Ainda no campo das relações interpessoais, o maior ou menor apoio individual dado aos alunos e a proximidade com que os docentes trabalham com os mesmos é igualmente importante para a consolidação dos processos de orientação educativa e de transição para a vida ativa. De uma forma geral, os delegados de turma afirmam que os respectivos diretores de turma e direção da escola são acessíveis e apoiam-nos sempre que têm um problema.
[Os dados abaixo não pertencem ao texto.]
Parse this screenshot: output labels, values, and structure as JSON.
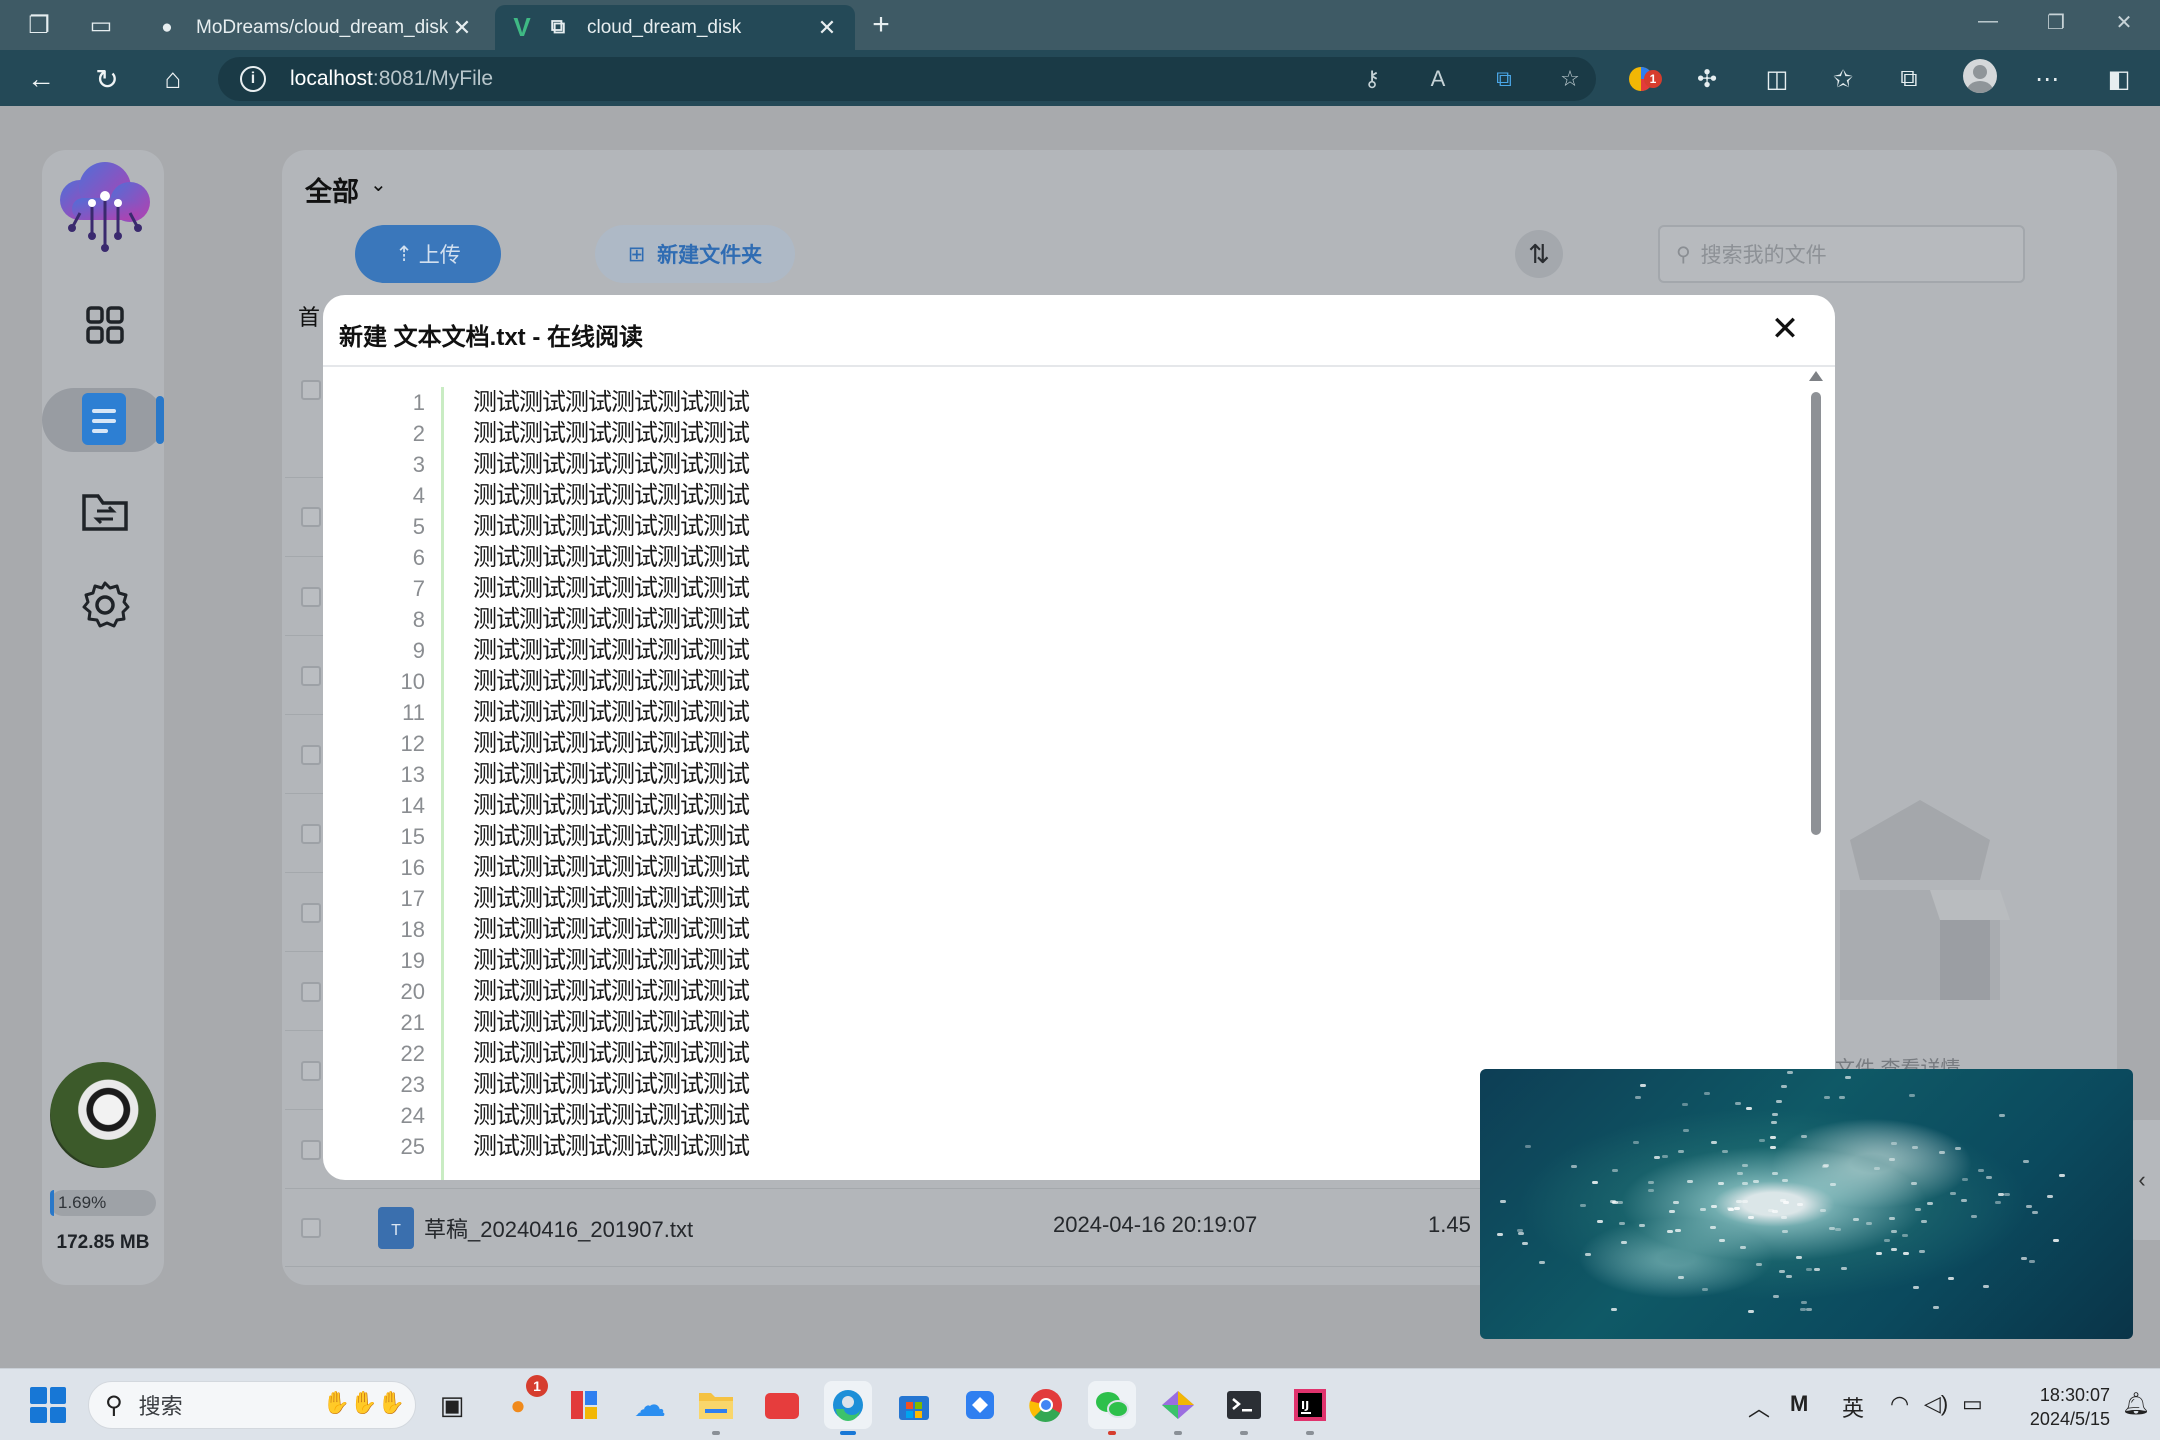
{
  "browser": {
    "tabs": [
      {
        "title": "MoDreams/cloud_dream_disk: —",
        "icon": "github-icon",
        "active": false
      },
      {
        "title": "cloud_dream_disk",
        "icon": "vue-icon",
        "active": true
      }
    ],
    "url_host": "localhost",
    "url_rest": ":8081/MyFile",
    "extension_badge": "1"
  },
  "sidebar": {
    "usage_percent_label": "1.69%",
    "usage_fraction": 0.0169,
    "storage_used": "172.85 MB"
  },
  "main": {
    "scope_label": "全部",
    "upload_label": "上传",
    "new_folder_label": "新建文件夹",
    "search_placeholder": "搜索我的文件",
    "breadcrumb_label": "首",
    "visible_file": {
      "name": "草稿_20240416_201907.txt",
      "date": "2024-04-16 20:19:07",
      "size": "1.45",
      "type_letter": "T"
    },
    "empty_hint": "文件  查看详情"
  },
  "modal": {
    "title": "新建 文本文档.txt - 在线阅读",
    "lines": [
      {
        "n": "1",
        "text": "测试测试测试测试测试测试"
      },
      {
        "n": "2",
        "text": "测试测试测试测试测试测试"
      },
      {
        "n": "3",
        "text": "测试测试测试测试测试测试"
      },
      {
        "n": "4",
        "text": "测试测试测试测试测试测试"
      },
      {
        "n": "5",
        "text": "测试测试测试测试测试测试"
      },
      {
        "n": "6",
        "text": "测试测试测试测试测试测试"
      },
      {
        "n": "7",
        "text": "测试测试测试测试测试测试"
      },
      {
        "n": "8",
        "text": "测试测试测试测试测试测试"
      },
      {
        "n": "9",
        "text": "测试测试测试测试测试测试"
      },
      {
        "n": "10",
        "text": "测试测试测试测试测试测试"
      },
      {
        "n": "11",
        "text": "测试测试测试测试测试测试"
      },
      {
        "n": "12",
        "text": "测试测试测试测试测试测试"
      },
      {
        "n": "13",
        "text": "测试测试测试测试测试测试"
      },
      {
        "n": "14",
        "text": "测试测试测试测试测试测试"
      },
      {
        "n": "15",
        "text": "测试测试测试测试测试测试"
      },
      {
        "n": "16",
        "text": "测试测试测试测试测试测试"
      },
      {
        "n": "17",
        "text": "测试测试测试测试测试测试"
      },
      {
        "n": "18",
        "text": "测试测试测试测试测试测试"
      },
      {
        "n": "19",
        "text": "测试测试测试测试测试测试"
      },
      {
        "n": "20",
        "text": "测试测试测试测试测试测试"
      },
      {
        "n": "21",
        "text": "测试测试测试测试测试测试"
      },
      {
        "n": "22",
        "text": "测试测试测试测试测试测试"
      },
      {
        "n": "23",
        "text": "测试测试测试测试测试测试"
      },
      {
        "n": "24",
        "text": "测试测试测试测试测试测试"
      },
      {
        "n": "25",
        "text": "测试测试测试测试测试测试"
      }
    ]
  },
  "taskbar": {
    "search_label": "搜索",
    "ime_label": "英",
    "time": "18:30:07",
    "date": "2024/5/15",
    "notification_badge": "1"
  },
  "colors": {
    "accent": "#2a78c8",
    "browser_tabbar": "#3e5a65",
    "browser_toolbar": "#244957",
    "gutter": "#c9ecc3"
  }
}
No entanto, alguns delegados criticam algum “excesso” de zelo por parte dos diretores de turma ou pelo contrário, uma relação distanciada com os alunos e que não os informa suficientemente sobre o curso, estágios, saídas profissionais.

“Eu acho que a minha nova DT, a stora X, não me parece que seja uma pessoa muito simpática.

Isto é a minha opinião (…) Estamos num curso [CEF]... Muitas das vezes acho

que a diretora de turma deveria falar connosco sobre qual é no fundo o objetivo desse curso, quais são as saídas…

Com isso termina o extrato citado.